In PAIN......

I kept asking myself, why bad things were being done to me by people when i had always striven to be good all my life....but then i realize just as joy and happiness are part of life, so too are sadness and HURTS..I remember a quotation i once read, it says, "How can we relish the sweetness of joy, if we will not allow ourselves to taste the bitterness of pain???"... Is it wrong to say "NO"? especially if you know that what you stand for is right??? Growing up, my parents taught me the value of real loving & helping others without expecting something in return. If you want to help, do it out of love, not because your thinking that one day that person will return the favor. I always believe that the more you give it away, the more it comes back to you, its just sad that there are people who does not see things that way..At the moment, im really torn...im hurting but decided to stop asking the unaswerable hows and whys, everything has been said, if only i could turn back time, i wish my family was spared from these..theyre living a quiet life and they have not done anything wrong. But i never regretted anything coz i know i made the right decision and was able to straighten up things along my journey.
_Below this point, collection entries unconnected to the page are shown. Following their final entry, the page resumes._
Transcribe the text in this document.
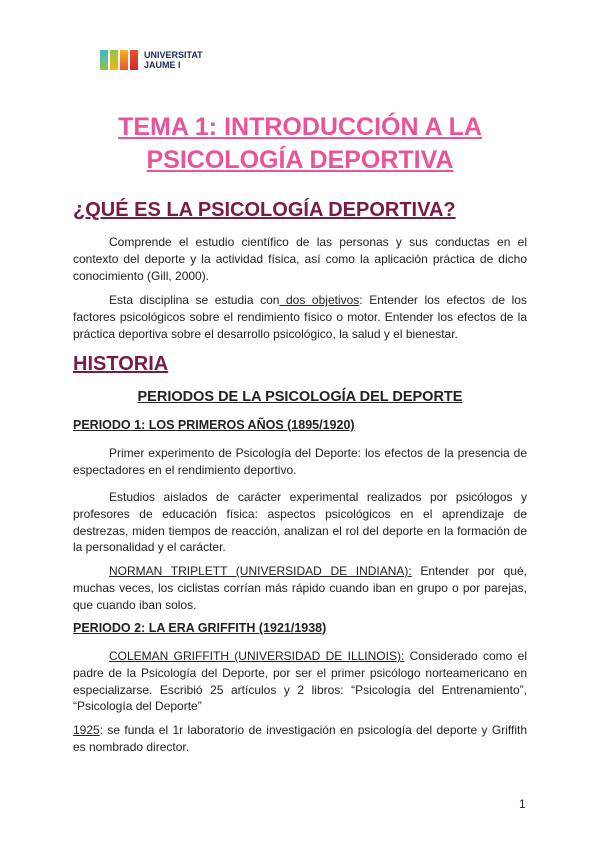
UNIVERSITAT
JAUME I
TEMA 1: INTRODUCCIÓN A LA
PSICOLOGÍA DEPORTIVA
¿QUÉ ES LA PSICOLOGÍA DEPORTIVA?
Comprende el estudio científico de las personas y sus conductas en el contexto del deporte y la actividad física, así como la aplicación práctica de dicho conocimiento (Gill, 2000).
Esta disciplina se estudia con dos objetivos: Entender los efectos de los factores psicológicos sobre el rendimiento físico o motor. Entender los efectos de la práctica deportiva sobre el desarrollo psicológico, la salud y el bienestar.
HISTORIA
PERIODOS DE LA PSICOLOGÍA DEL DEPORTE
PERIODO 1: LOS PRIMEROS AÑOS (1895/1920)
Primer experimento de Psicología del Deporte: los efectos de la presencia de espectadores en el rendimiento deportivo.
Estudios aislados de carácter experimental realizados por psicólogos y profesores de educación física: aspectos psicológicos en el aprendizaje de destrezas, miden tiempos de reacción, analizan el rol del deporte en la formación de la personalidad y el carácter.
NORMAN TRIPLETT (UNIVERSIDAD DE INDIANA): Entender por qué, muchas veces, los ciclistas corrían más rápido cuando iban en grupo o por parejas, que cuando iban solos.
PERIODO 2: LA ERA GRIFFITH (1921/1938)
COLEMAN GRIFFITH (UNIVERSIDAD DE ILLINOIS): Considerado como el padre de la Psicología del Deporte, por ser el primer psicólogo norteamericano en especializarse. Escribió 25 artículos y 2 libros: “Psicología del Entrenamiento”, “Psicología del Deporte”
1925: se funda el 1r laboratorio de investigación en psicología del deporte y Griffith es nombrado director.
1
I believe everything happens for a purpose, that even the most insignificant thing that happens in my life is essential for it sharpens and enhances me for things that are yet to come... Its going to be a long journey for me, I grow up, learn wisdom and accept responsibility for my actions. The lessons i picked up will never be forgotten. Things do not always come out the way we want it..and that is reality. No matter how hard i try and no matter where i go some things are bound to happen, wether i want them or not. God works in mysterious ways!!!!I know that this is His way of teaching me the simple things in LIFE...Im not submerging my hurts...for they will only remain..I have to get over them..and live through the aches...coz IN PAIN...i grow!!!

mY sTrengTh....

Friendship is such a divine gift..and im glad coz ive come to know the greatest friend of my life...the kind friend to all living entities, who has the truest and only unconditional love in this universe & beyond it...JESUS CHRIST..He's always there giving me light & guiding me every step of the way. Everytime i lose faith burdened by my worldly problems, He continues to shine His light down on me .... I may not see HIM but i know He's there..embracing me all the time...all the way..I learn to surrender everything to GOD, letting go of baseless guilt... be empty for HIM so that He may fill me up with worthy things. I thank HIM for the gift of life, a magnificent gift that must be lived to the fullest... Im grateful for all the wonderful blessings that comes my way. I may not always find precise answers to a lot of questions that are bothering me.. but i just take things in stride..decided to take it easy & not insist on finding out the answers too fast...I know i will find out soon enough. All good things will happen in God's own time. I know bigger and brighter things will come, a beautiful life ahead of me. I gave all my worries to GOD..I pray a lot, but ive realized that prayer is not enough...i have to depend totally on HIM. I trust in the Almighty..thanking HIM for being my stronghold...coz despite the harshness of life at times, the STRENGTH i get from HIM is more than sufficient.